Answer
See explanations.
Work Step by Step
Step 1. Let $m=n-3$, as $n\geq3$, we have $m\geq0$ and the original statement becomes $(m+4)^2\lt2(m+3)^2$. We will prove this new statement which is equivalent to the original statement.
Step 2. Prove the statement is true when $m=0$: $(4)^2\lt2\times3^2$ or $16\lt18$ which is true, thus it is true for $m=0$.
Step 3. Assume the statement is true when $m=k$ where $k\gt0$: we have $(k+4)^2\lt 2 (k+3)^2$ or $k^2+8k+16\lt 2k^2+12k+18$ which gives $k^2+4k+2\gt0$ (Note: this is obviously true as $k\gt0$)
Step 4. Prove it is true for $m=k+1$: We have (RHS stands for Right-Hand-Side)

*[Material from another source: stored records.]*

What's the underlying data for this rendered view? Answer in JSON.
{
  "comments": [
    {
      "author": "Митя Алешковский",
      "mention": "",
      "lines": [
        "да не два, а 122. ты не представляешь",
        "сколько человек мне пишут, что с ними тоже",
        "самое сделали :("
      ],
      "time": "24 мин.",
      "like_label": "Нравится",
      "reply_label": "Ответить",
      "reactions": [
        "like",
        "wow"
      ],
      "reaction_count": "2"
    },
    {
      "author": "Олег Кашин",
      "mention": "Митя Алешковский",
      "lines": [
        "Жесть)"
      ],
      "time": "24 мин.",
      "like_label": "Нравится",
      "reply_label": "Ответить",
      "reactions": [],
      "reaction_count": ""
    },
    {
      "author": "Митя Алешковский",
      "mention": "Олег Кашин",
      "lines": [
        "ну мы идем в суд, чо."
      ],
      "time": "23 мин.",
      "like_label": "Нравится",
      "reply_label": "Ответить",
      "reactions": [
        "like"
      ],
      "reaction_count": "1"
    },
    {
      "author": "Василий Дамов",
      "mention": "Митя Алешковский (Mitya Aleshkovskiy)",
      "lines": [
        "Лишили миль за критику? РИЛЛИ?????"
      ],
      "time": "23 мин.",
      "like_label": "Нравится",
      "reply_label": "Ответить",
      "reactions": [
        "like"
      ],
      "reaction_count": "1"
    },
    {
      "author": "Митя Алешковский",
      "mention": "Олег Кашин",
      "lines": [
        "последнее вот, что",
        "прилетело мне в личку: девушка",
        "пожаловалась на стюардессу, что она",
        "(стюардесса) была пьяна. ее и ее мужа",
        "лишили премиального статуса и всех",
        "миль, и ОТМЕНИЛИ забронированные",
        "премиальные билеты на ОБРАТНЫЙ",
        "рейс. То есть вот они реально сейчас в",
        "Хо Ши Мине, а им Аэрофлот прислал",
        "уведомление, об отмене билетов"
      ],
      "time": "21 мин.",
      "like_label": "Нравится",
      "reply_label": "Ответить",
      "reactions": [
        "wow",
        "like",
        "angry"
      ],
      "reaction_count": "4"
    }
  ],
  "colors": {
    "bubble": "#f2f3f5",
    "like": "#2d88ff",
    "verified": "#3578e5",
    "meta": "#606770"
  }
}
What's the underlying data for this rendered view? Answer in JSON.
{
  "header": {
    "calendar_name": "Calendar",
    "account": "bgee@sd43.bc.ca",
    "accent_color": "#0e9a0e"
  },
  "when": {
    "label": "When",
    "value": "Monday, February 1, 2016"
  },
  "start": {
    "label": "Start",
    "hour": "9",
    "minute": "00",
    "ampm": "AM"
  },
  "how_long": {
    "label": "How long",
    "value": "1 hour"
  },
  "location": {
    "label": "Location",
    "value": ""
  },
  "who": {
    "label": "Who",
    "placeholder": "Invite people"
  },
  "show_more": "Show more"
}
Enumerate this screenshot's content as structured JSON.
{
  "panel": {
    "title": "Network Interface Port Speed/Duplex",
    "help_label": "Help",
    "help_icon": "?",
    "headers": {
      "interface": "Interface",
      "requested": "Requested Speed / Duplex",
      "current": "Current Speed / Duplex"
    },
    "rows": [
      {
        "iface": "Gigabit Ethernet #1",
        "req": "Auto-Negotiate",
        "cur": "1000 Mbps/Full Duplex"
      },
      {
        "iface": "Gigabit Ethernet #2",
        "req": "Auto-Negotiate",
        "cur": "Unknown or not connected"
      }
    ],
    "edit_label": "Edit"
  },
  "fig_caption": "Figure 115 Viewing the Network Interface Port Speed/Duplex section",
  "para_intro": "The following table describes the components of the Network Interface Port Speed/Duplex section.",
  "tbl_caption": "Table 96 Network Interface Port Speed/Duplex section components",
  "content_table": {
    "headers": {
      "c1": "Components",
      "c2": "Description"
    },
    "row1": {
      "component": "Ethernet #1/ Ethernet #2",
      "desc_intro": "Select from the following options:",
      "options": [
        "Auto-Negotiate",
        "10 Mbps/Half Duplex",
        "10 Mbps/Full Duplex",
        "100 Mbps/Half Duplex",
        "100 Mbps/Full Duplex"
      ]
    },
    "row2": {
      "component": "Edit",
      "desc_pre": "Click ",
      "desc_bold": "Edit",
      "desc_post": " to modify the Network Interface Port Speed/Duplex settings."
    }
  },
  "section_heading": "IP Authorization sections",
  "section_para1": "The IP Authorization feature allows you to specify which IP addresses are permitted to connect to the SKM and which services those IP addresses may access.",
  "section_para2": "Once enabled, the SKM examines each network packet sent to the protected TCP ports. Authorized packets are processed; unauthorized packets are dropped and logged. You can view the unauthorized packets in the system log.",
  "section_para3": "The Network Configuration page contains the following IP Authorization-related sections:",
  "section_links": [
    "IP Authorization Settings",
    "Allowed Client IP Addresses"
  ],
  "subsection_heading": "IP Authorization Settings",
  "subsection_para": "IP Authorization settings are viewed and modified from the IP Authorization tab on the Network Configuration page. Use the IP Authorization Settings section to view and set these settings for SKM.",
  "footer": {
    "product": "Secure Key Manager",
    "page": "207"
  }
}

$RHS-LHS=2(k+4)^2-(k+5)^2=2k^2+16k+32-(k^2+10k+25)=k^2+6k+11\gt0$ (the result is positive as $k\gt0$). Thus we have $LHS\lt RHS$ for $m=k+1$
Step 5. Conclusion: with mathematical induction, we have proved that the statement is true for all natural numbers $n\geq3$.